Aslında yeni bir tartışma değil, son bir iki yıldır bazı siyasi aktörler ve yargı mensupları ısrarla Başkan Erdoğan'ın 2023 seçimlerine "3. kez" aday olacağı gerekçesiyle katılamayacağını iddia ediyor.
Tıpkı 367 garabeti gibi... Olur ya, ABD ve taşeronlarıyla yapılan ittifak başarısız olursa böyle bir yol da var.
Türkiye'de darbeci zihniyet bu kirli akıldan hiç vazgeçmedi. Siyaset üretmek yerine hep kumpas üretti, yasalarda açık kapı aradı.
O kapıyı arayanlardan biri de siyasi tarihimize 367 garabeti olarak geçen yargı operasyonunun mimarı eski Yargıtay Başsavcısı Sabih Kanadoğlu.
Kanadoğlu tam bir yıl önce şöyle diyordu:
"Cumhurbaşkanı'nın 2014'te ve 2018'de seçilmesinden sonra bir daha aday olması sadece TBMM'nin herhangi bir şekilde seçimin yenilenmesine karar vermesi halinde mümkün. Onun dışında bu mümkün değil."

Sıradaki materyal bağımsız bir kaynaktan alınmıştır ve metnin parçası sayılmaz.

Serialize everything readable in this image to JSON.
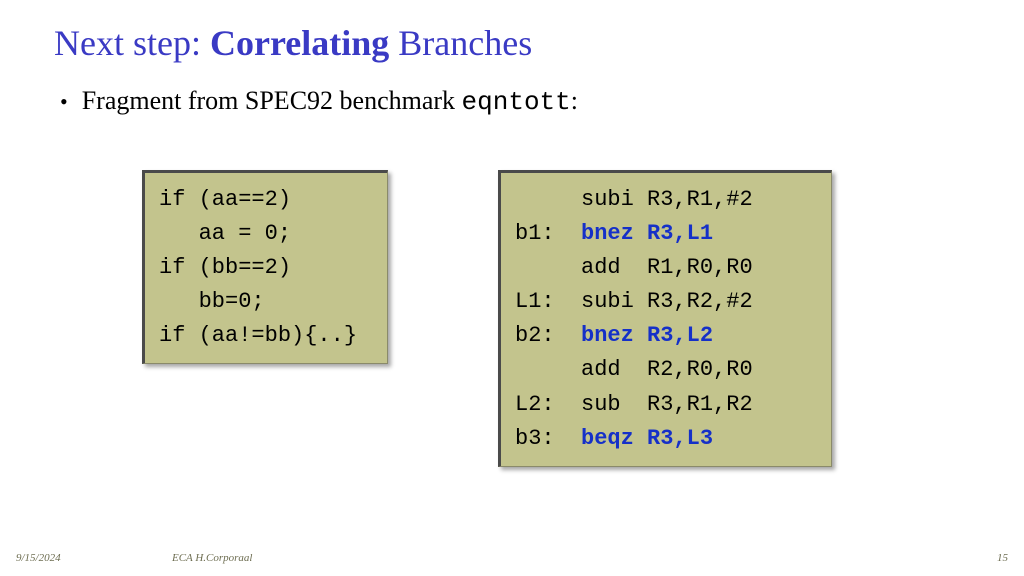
{
  "title": {
    "prefix": "Next step: ",
    "emph": "Correlating",
    "suffix": " Branches",
    "color": "#3a3ac4",
    "fontsize": 36
  },
  "bullet": {
    "lead": "Fragment from SPEC92 benchmark ",
    "code": "eqntott",
    "tail": ":",
    "fontsize": 26
  },
  "code_left": {
    "lines": [
      {
        "text": "if (aa==2)"
      },
      {
        "text": "   aa = 0;"
      },
      {
        "text": "if (bb==2)"
      },
      {
        "text": "   bb=0;"
      },
      {
        "text": "if (aa!=bb){..}"
      }
    ],
    "background_color": "#c3c48d",
    "font_family": "Courier New",
    "fontsize": 22
  },
  "code_right": {
    "lines": [
      {
        "label": "",
        "instr": "subi R3,R1,#2",
        "highlight": false
      },
      {
        "label": "b1:",
        "instr": "bnez R3,L1",
        "highlight": true
      },
      {
        "label": "",
        "instr": "add  R1,R0,R0",
        "highlight": false
      },
      {
        "label": "L1:",
        "instr": "subi R3,R2,#2",
        "highlight": false
      },
      {
        "label": "b2:",
        "instr": "bnez R3,L2",
        "highlight": true
      },
      {
        "label": "",
        "instr": "add  R2,R0,R0",
        "highlight": false
      },
      {
        "label": "L2:",
        "instr": "sub  R3,R1,R2",
        "highlight": false
      },
      {
        "label": "b3:",
        "instr": "beqz R3,L3",
        "highlight": true
      }
    ],
    "background_color": "#c3c48d",
    "highlight_color": "#1530c8",
    "font_family": "Courier New",
    "fontsize": 22
  },
  "footer": {
    "date": "9/15/2024",
    "author": "ECA  H.Corporaal",
    "page": "15"
  }
}
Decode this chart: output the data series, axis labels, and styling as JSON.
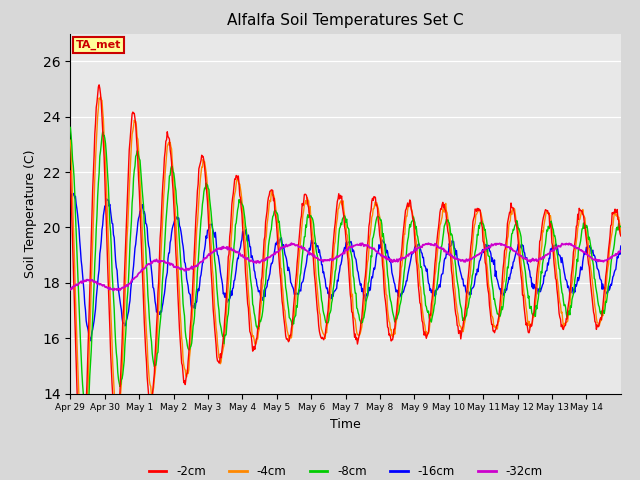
{
  "title": "Alfalfa Soil Temperatures Set C",
  "xlabel": "Time",
  "ylabel": "Soil Temperature (C)",
  "ylim": [
    14,
    27
  ],
  "yticks": [
    14,
    16,
    18,
    20,
    22,
    24,
    26
  ],
  "fig_bg_color": "#d8d8d8",
  "plot_bg_color": "#e8e8e8",
  "annotation_text": "TA_met",
  "annotation_box_color": "#ffff99",
  "annotation_border_color": "#cc0000",
  "annotation_text_color": "#cc0000",
  "series_colors": {
    "-2cm": "#ff0000",
    "-4cm": "#ff8800",
    "-8cm": "#00cc00",
    "-16cm": "#0000ff",
    "-32cm": "#cc00cc"
  },
  "legend_entries": [
    "-2cm",
    "-4cm",
    "-8cm",
    "-16cm",
    "-32cm"
  ],
  "tick_labels": [
    "Apr 29",
    "Apr 30",
    "May 1",
    "May 2",
    "May 3",
    "May 4",
    "May 5",
    "May 6",
    "May 7",
    "May 8",
    "May 9",
    "May 10",
    "May 11",
    "May 12",
    "May 13",
    "May 14"
  ],
  "n_days": 16,
  "samples_per_day": 48
}
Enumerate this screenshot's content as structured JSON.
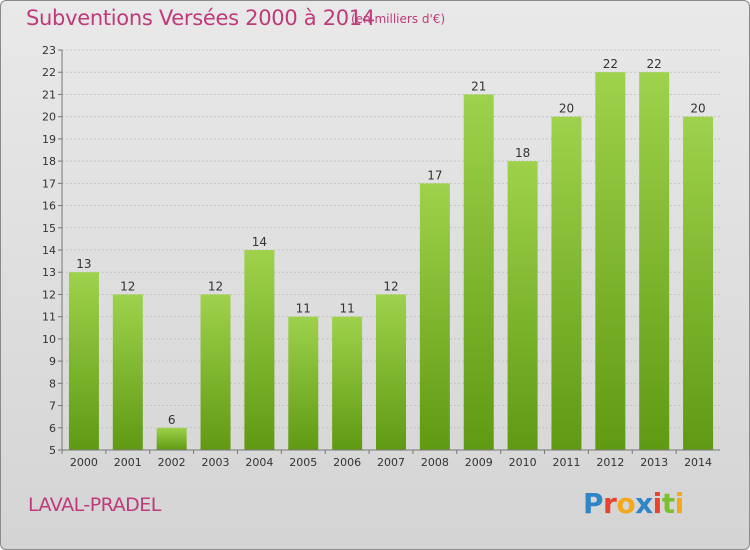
{
  "header": {
    "title": "Subventions Versées 2000 à 2014",
    "subtitle": "(en milliers d'€)"
  },
  "footer": {
    "commune": "LAVAL-PRADEL",
    "logo_letters": [
      "P",
      "r",
      "o",
      "x",
      "i",
      "t",
      "i"
    ]
  },
  "colors": {
    "accent": "#c03a7a",
    "bar_top": "#9fd24c",
    "bar_bottom": "#5f9a12"
  },
  "chart_data": {
    "type": "bar",
    "title": "Subventions Versées 2000 à 2014",
    "subtitle": "(en milliers d'€)",
    "xlabel": "",
    "ylabel": "",
    "categories": [
      "2000",
      "2001",
      "2002",
      "2003",
      "2004",
      "2005",
      "2006",
      "2007",
      "2008",
      "2009",
      "2010",
      "2011",
      "2012",
      "2013",
      "2014"
    ],
    "values": [
      13,
      12,
      6,
      12,
      14,
      11,
      11,
      12,
      17,
      21,
      18,
      20,
      22,
      22,
      20
    ],
    "ylim": [
      5,
      23
    ],
    "yticks": [
      5,
      6,
      7,
      8,
      9,
      10,
      11,
      12,
      13,
      14,
      15,
      16,
      17,
      18,
      19,
      20,
      21,
      22,
      23
    ],
    "grid": true,
    "legend": "none"
  }
}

Son günlerde bu uyduruk yaklaşıma başlangıçta karşı çıkan CHP Genel Başkanı Kemal Kılıçdaroğlu da katıldı:
"Eğer seçim normal zamanında yapılırsa Erdoğan üçüncü kez aday olamaz. Benim kastım Meclis'in erken seçim kararı alması halinde Erdoğan'ın üçüncü kez adaylığına bir engel olmadığıdır. Yoksa zamanında seçim yapılırsa aday olmasına Anayasa engeldir."
Gel de şaşırma... Peki, Kılıçdaroğlu bu noktaya neden geldi? Bu tipik bir CHP tavrı mı yoksa ittifak içinde bir çatlak mı var?
Bu sorunun cevabı yakında ortaya çıkar ama daha vahim olan CHP içinde bile bu konuda bir anlaşmanın olmaması. Neredeyse aynı günlerde, CHP'nin parasal ve siyasi ilişkilerini yönlendiren isimlerden biri olan başdanışman Erdoğan Toprak bambaşka bir şey söylüyordu.
"Bu siyasi mühendislik tuzağına düşülmemeli. Durup dururken, ortada bir tartışma yokken bu nasıl gündeme geldi? Bu bir tuzak. Bu tartışmaya girmemek lazım."
Olacak şey mi? Genel başkanı "Anayasa hükmü" diyor, başdanışmanı "tuzak"tan söz ediyor. Sahi bu durumdaki bir CHP, ittifak yaptığı 6 partiyle anlaşıp Türkiye'yi yönetebilir mi?
İşin doğrusu CHP ne kadar değiştiğini söylerse söylesin, değişmeyen bir yanı var; bir türlü vesayetçi düşünme biçiminden kurtulamıyor. Bu yüzden de ya siyaset mühendisliği yapıyor ya da dönüp dolaşıp Kanadoğlu gibi vesayetçi yargı mensuplarının akıl hocalığına sığınıyor.
O Kanadoğlu ki, 12 Mart'tan 12 Eylül'e, 28 Şubat'tan 28 Nisan e-muhtıra ve 367 garabetine uzanan son 50 yılın her karesinde var ve her dönemin adamı.
Bir süre önce bu köşede Uğur Mumcu'nun ağabeyi Ceyhan Mumcu, 2001'de Umut Operasyonu sonrası açılan Mumcu davasıyla ilgili şöyle diyordu:
"O davaların bozulmasını ve uzamasını sağlayan da dönemin Yargıtay Başsavcısı Sabih Kanadoğlu'nun ekibiydi."
Kanadoğlu ile ilgili ve sol açısından çarpıcı bir başka bilgiyi de Oral Çalışlar yazdı.
Çalışlar, 28 Şubat döneminin ünlü Başsavcısı Sabih Kanadoğlu'nun Cumhuriyet gazetesinde çıkan ve 12 Mart askeri darbe döneminde, Tokat'ın Niksar ilçesi Kızıldere köyünde Mahir Çayan ve 9 arkadaşının öldürülmesine tanık olduğunu anlattığı sözlerine değinerek şöyle diyordu:
"Türkiye'de yargının en üst makamına gelmiş bir hukukçunun bir kontrgerilla operasyonuna tanık olması ilginç. 12 Mart askeri darbesi döneminde yaşananları, özellikle tanık olduğu Kızıldere katliamını sorgulaması gerekmez mi?"
Bu tablo aynı zamanda CHP'nin neden 70 yıldır iktidar olamadığının da göstergesi.